I pulled up the map page I had bookmarked on my laptop. It was the area surrounding the spot in Queens where Adam had been dropped off and picked up the last two days of his life. I had already googled every individual street address within a mile walk of the train station he had used as his Uber location, and had still not figured out where Adam had spent those hours. I had even driven there a few times, walking around with his picture, not knowing who I might show it to.
If the police had ever tried to nail down this part of the story about the ending of Adam’s life, they had never told me. My guess is that once they focused on Ethan, they stopped tracking down any leads that weren’t on the road to convicting my son.
But now Jake’s bad dream about the pending criminal investigation of Gentry had me thinking again about what I’d written off as a dead end.
I googled “FBI Kew Gardens” and knew immediately that I was right.
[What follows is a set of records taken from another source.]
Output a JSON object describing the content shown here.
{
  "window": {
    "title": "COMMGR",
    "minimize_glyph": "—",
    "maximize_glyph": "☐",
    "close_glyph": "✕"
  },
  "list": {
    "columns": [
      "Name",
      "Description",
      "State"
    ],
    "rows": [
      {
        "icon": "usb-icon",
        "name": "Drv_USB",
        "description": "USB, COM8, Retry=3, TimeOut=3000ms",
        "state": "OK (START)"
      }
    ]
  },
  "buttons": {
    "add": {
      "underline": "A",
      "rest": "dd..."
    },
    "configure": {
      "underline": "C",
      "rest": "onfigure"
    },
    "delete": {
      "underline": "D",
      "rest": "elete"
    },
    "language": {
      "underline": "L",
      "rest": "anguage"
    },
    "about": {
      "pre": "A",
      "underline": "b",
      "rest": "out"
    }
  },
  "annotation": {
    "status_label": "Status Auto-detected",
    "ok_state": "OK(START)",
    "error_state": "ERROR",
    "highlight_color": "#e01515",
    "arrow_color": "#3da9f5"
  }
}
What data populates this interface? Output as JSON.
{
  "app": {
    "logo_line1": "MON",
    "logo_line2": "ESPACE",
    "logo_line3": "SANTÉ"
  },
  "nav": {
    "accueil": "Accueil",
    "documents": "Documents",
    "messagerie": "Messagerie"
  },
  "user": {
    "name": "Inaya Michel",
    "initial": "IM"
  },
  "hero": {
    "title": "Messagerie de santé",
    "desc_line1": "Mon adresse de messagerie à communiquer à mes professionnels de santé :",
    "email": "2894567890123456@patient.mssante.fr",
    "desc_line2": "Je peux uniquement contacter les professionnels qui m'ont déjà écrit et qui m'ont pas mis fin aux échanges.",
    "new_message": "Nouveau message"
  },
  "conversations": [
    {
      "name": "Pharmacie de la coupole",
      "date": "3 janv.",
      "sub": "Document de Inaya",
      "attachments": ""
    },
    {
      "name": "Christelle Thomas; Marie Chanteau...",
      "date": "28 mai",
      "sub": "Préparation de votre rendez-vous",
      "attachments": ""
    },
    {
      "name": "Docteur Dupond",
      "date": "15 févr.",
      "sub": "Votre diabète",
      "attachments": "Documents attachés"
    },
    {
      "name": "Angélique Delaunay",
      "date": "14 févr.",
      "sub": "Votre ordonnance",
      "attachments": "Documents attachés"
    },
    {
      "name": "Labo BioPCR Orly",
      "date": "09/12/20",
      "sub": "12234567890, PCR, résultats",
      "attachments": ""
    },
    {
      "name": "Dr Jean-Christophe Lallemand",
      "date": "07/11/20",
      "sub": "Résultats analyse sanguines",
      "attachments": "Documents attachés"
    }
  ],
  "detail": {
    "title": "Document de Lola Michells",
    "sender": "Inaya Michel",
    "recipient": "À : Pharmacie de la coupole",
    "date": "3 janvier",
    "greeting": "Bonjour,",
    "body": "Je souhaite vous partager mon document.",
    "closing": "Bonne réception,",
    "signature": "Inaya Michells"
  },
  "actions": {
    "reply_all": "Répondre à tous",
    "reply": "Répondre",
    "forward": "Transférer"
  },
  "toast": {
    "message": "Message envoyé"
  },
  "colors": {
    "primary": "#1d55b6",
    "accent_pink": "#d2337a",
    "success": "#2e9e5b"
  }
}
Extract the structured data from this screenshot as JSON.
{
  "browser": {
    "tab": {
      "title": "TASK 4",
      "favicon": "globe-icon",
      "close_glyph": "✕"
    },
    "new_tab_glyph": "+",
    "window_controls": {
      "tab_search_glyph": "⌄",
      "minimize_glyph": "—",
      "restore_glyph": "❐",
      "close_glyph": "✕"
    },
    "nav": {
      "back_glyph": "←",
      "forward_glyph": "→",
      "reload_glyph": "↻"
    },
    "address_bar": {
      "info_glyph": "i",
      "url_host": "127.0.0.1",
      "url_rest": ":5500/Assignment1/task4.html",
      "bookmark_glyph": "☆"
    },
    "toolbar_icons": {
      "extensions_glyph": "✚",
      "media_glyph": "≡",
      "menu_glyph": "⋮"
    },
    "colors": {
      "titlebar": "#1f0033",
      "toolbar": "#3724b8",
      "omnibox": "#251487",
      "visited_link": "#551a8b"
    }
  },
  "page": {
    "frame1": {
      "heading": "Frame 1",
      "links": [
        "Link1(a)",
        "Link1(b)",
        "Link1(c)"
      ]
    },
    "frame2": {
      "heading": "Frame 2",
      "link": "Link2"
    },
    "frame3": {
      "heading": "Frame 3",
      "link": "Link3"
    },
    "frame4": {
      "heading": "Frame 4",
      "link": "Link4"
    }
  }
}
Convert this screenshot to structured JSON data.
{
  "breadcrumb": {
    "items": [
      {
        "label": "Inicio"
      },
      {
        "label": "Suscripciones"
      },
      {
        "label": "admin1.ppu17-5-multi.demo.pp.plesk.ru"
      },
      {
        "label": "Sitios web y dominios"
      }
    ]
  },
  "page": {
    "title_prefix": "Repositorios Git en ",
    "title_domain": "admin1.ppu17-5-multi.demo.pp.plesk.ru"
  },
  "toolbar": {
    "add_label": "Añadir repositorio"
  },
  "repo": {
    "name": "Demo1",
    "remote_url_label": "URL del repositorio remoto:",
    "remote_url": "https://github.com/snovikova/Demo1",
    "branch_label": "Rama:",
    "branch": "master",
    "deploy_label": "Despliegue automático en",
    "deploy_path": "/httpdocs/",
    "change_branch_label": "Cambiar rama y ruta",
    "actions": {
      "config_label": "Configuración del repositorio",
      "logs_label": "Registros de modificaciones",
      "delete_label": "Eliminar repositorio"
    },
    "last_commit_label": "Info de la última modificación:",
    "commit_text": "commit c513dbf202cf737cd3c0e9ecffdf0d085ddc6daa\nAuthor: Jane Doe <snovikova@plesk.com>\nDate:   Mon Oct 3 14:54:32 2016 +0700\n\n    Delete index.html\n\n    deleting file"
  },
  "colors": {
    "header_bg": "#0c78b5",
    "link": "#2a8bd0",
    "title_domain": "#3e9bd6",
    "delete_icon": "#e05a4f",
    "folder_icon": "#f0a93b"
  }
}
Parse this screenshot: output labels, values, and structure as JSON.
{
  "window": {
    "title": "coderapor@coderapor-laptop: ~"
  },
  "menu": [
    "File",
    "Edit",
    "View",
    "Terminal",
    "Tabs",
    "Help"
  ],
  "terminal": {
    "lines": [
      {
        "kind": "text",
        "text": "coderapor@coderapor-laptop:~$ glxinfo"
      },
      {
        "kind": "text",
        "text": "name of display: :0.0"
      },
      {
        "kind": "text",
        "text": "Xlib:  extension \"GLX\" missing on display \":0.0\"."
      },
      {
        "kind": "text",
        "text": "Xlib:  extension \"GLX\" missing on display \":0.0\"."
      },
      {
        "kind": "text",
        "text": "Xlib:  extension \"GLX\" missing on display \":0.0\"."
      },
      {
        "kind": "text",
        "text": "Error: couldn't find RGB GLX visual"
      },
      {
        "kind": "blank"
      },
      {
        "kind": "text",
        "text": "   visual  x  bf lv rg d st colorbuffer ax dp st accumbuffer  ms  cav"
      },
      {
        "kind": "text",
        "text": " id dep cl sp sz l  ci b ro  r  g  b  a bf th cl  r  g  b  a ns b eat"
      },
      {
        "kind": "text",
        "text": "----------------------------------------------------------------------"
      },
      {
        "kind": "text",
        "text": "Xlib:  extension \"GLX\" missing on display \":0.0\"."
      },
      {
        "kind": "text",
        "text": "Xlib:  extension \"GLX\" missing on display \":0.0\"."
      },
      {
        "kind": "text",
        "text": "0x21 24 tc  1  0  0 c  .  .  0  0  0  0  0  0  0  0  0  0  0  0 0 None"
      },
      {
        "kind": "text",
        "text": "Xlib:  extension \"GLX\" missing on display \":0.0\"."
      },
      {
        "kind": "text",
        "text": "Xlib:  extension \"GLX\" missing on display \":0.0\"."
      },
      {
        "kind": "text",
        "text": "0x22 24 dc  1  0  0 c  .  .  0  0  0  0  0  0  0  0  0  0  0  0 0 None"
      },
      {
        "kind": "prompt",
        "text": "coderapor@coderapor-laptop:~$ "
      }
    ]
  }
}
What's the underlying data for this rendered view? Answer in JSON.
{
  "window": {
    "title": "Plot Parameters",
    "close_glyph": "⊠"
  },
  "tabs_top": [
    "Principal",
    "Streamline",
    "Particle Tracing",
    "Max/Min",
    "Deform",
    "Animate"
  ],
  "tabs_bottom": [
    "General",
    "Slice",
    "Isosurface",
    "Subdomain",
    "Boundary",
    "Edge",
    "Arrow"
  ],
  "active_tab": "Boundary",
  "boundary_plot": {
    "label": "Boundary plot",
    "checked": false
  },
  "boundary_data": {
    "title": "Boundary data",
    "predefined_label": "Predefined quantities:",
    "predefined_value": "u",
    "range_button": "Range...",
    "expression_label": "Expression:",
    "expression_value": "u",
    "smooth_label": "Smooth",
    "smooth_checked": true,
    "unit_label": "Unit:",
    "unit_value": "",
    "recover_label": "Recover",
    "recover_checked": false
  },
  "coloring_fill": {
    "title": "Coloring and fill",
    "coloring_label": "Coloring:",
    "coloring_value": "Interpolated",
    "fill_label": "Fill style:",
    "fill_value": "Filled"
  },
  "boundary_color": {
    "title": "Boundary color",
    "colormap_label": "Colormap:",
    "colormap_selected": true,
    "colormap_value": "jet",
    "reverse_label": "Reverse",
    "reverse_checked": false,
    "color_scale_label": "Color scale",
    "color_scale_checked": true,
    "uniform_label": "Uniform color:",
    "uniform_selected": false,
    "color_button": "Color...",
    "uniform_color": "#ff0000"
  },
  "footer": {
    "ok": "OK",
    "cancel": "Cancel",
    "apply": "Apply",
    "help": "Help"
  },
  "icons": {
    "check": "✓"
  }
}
Up popped a map with a red icon directly across from the train station. In addition to the map, I saw a photograph of the cube-shaped black glass office building I had personally walked into. It was home to a Duane Reade and a 24 Hour Fitness on the ground level, but there had been no way for me to know what was housed on the other eleven stories. When I googled the address, I had found a radiology practice, a leasing office, and a medical group.
But now I knew what to look for. There, on the website for the FBI’s New York operations, was what I’d been searching for all along: “Along with our main office in Manhattan, we have five satellite offices, known as resident agencies, in the area.” The Queens office was on Kew Gardens Road.
If midlevel company employees had been providing information to the government, maybe Gentry’s outside counsel had done the same—especially if that lawyer was a former federal prosecutor who was angry that his wife had pressured him to sell out by defending the types of people he used to put in prison. I thought about the unreturned email message I had sent to Carol and Roger Mercer, the Gentry Group’s in-house lawyer. I had written it off as a sign that they were either busy or had no information to provide, but now I wondered if my question about Adam’s nonexistent meeting with Gentry had struck a nerve.
I heard the slapping sound of bare feet against tile behind me. “You look good half naked in my kitchen.”
I leaned my head back to accept a kiss.
“Is that your book?”
I was still on the masthead as the EIC ofEve, but I was on a leave of absence while Ethan’s trial was pending. In retrospect, I should have forced myself to maintain a schedule at the office. After all, Olivia kept reminding me that it was her job, not mine, to prepare his defense. With him in custody, there was nothing I could do other than visit him twice a week and try to give him hope that this was all temporary.
In the meantime, I had been trying to finish the memoir. The chapters about my career were done. Jake knew I had been struggling with the more personal sections. How could I sum up twenty years of feminist publishing without talking about the love I carried for the father who used to hit my mom when he drank too much, or the resentment I had for the mother who, in my view, had not done enough to protect herself or her daughters? And now that everyone knew the backstory to my marriage, I needed to write about my relationship with Nicky as well.
“I’m starting to think the advance wasn’t enough,” I joked. “Hey, that thing you said about Gentry being investigated? Take a look at this.”
I pushed my laptop over so he could see the map on the screen. “The FBI has an office in Queens, right next to that train station.” He knew I’d been trying to figure out where Adam had been those two days.